Chris Knight was for many years Professor of Anthropology at the University of East London, although he is now retired. Best known for his 1991 book, Blood Relations: Menstruation and the Origins of Culture, he co-founded the Evolution of Language (EVOLANG) series of international conferences and has published widely on the evolutionary emergence of language and symbolic culture.

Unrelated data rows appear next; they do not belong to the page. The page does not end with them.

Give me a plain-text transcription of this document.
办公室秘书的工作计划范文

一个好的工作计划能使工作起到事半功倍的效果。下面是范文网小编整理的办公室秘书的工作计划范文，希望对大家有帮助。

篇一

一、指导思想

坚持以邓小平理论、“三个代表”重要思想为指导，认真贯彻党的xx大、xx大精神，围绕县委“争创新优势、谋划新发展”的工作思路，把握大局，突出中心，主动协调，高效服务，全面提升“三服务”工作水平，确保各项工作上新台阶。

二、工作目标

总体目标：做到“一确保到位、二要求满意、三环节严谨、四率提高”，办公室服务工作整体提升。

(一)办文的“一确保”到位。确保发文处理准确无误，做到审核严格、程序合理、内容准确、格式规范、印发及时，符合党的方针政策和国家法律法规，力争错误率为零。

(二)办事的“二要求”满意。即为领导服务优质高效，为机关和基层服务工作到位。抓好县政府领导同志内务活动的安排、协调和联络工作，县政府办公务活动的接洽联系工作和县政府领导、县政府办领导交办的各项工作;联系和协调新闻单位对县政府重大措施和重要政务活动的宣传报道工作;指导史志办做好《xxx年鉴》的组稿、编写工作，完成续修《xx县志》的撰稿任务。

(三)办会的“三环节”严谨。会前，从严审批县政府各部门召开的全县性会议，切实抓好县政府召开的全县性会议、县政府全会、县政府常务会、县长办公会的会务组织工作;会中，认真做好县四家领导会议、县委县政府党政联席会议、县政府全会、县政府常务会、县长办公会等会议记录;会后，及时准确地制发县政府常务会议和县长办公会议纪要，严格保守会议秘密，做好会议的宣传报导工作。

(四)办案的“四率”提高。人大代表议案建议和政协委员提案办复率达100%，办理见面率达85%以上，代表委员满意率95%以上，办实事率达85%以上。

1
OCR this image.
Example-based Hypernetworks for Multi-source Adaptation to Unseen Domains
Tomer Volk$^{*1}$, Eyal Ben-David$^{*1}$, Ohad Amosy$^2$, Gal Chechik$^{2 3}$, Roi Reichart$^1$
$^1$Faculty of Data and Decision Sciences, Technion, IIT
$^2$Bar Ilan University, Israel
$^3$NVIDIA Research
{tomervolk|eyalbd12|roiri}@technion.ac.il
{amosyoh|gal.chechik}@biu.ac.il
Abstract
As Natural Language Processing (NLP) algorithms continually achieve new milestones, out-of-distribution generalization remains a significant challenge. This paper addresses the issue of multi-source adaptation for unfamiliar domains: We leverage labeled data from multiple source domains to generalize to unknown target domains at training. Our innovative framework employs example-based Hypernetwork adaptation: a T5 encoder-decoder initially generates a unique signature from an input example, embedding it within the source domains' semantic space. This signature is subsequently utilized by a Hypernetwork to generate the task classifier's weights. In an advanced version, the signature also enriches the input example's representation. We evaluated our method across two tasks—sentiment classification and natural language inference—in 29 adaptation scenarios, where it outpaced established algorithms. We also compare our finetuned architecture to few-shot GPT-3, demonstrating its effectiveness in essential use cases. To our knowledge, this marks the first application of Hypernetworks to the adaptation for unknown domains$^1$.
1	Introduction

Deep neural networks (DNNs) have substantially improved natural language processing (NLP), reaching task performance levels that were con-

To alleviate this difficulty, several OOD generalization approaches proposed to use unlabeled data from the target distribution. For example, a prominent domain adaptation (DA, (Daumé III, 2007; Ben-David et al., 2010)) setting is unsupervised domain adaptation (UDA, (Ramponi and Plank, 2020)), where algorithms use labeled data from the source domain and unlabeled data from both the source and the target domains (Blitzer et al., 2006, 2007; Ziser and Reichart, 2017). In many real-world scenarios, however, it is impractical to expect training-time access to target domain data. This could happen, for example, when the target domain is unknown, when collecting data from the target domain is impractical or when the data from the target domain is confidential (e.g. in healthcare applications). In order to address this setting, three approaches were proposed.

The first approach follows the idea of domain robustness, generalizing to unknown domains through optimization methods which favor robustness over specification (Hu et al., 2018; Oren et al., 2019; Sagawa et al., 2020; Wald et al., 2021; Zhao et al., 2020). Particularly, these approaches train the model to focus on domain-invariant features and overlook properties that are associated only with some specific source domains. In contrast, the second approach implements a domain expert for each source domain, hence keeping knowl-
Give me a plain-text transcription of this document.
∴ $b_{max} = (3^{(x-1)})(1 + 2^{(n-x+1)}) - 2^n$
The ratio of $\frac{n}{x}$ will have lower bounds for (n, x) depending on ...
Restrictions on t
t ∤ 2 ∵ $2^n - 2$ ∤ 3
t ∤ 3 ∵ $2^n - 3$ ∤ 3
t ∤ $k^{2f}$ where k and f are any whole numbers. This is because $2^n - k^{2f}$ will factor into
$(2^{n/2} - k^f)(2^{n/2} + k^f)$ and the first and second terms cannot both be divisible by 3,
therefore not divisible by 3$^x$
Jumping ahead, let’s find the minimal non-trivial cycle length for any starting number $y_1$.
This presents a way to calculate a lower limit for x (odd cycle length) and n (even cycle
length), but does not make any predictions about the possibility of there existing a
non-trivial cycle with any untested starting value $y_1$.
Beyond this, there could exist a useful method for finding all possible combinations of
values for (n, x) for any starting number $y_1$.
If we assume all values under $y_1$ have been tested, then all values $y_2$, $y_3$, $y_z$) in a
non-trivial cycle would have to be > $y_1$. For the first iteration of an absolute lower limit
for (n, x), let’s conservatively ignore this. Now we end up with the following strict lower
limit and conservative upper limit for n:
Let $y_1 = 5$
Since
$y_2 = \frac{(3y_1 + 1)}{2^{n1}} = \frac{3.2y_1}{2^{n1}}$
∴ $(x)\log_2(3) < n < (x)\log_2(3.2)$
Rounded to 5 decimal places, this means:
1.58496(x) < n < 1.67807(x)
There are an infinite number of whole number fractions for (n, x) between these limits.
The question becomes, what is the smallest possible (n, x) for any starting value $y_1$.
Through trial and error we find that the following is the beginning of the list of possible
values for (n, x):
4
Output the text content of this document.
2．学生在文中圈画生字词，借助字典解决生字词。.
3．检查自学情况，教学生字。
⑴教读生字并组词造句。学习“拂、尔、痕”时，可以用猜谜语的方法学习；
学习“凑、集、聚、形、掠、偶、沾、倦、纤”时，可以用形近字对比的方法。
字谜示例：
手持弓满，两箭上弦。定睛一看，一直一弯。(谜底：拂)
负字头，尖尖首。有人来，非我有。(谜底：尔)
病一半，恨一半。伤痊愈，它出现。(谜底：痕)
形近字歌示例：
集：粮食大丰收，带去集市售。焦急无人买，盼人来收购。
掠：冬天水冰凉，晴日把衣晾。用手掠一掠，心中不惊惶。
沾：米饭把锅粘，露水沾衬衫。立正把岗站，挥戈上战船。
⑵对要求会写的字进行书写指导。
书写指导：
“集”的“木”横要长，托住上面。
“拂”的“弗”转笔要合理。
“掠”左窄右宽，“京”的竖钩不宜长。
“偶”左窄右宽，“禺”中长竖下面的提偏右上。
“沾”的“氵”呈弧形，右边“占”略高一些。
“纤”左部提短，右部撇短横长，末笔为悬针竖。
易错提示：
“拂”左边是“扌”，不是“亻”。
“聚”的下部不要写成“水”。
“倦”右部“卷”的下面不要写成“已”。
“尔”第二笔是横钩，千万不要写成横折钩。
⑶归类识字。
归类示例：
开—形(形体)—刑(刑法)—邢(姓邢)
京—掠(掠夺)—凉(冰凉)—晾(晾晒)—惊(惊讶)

Jerome Lewis lectures in Social Anthropology at University College London and co-directs the Hunter-Gatherer Resilience Project, the Extreme Citizen Science Research Group and UCL's Environment Institute. His research focuses on Pygmy hunter-gatherers and former hunter-gatherers in Central Africa. Current research focuses on communication and cultural transmission in egalitarian hunter-gatherer societies.